The setting is not Dr. Gary Incaudo’s first choice for well-child checks—he’d rather have the squirmy tots transported to his nicely equipped, sterile office—but it will do.
He’s in the nursery of the Esplanade House, a transitional shelter for homeless families in Chico. A seahorse, crab and octopus grin merrily from one wall, while babies nap in a row of cribs on the other side of the room.
Tuberculosis tests are on tap, now that the shelter’s day care center is licensed by the state. And Incaudo, one of the founders of the Esplanade House, is a logical choice for the task.
Sadona Mondabough-Miller offers up her daughter, Cayla, who just turned 1. “She’s wheezy, but every time I take her in, she sounds clear,” says her frustrated mother. “Her colds hang on forever.” A few months ago, Cayla was in the hospital for three days with respiratory problems, including bronchitis.
This time Cayla has a rash, and her mom suspects a milk allergy is the culprit. Cayla was doing well drinking soy formula, and Incaudo suggests she return to that. It’s not that simple, Mondabough-Miller says, looking up at Incaudo hopefully. “With WIC, I have to get a prescription for that.”

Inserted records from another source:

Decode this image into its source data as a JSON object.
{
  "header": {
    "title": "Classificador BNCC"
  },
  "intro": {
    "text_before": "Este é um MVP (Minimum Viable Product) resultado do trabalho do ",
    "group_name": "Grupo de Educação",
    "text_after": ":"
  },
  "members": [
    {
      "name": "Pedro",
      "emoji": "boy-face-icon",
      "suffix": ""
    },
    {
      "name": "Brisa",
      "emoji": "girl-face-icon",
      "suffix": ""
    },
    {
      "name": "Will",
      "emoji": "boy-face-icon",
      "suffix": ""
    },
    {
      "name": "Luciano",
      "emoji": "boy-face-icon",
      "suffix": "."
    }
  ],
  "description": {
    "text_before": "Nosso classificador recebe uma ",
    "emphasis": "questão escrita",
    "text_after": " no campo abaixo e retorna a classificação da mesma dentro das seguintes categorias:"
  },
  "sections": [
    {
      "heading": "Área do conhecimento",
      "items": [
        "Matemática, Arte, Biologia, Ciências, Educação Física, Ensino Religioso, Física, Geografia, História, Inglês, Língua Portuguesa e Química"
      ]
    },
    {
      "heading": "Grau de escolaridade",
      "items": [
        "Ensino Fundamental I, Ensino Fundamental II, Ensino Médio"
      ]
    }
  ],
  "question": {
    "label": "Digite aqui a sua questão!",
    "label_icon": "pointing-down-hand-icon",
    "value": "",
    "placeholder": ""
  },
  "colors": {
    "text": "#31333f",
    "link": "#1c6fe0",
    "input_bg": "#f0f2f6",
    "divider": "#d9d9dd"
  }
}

Later, Mondabough-Miller brushes long, unruly bangs from the eyes of her 4-year-old, Jazlyn. The difference between her family and that of middle-class Chico residents isn’t just two paychecks, a mini-van and a house with a picket fence. “It’s the simple things, like getting a haircut and getting the right milk.”
For these families—12 of them at a time sheltered with their children in rooms in a converted motel at 2505 The Esplanade near East Avenue—this place is a respite. Depending on their resolve, and how many people rally to love and support them, it can be the place where these parents’ lives gets on track for good or, more modestly, a pit stop, buying time for their children to get a taste of what stability is like. It’s the only program like it in the state north of Sacramento.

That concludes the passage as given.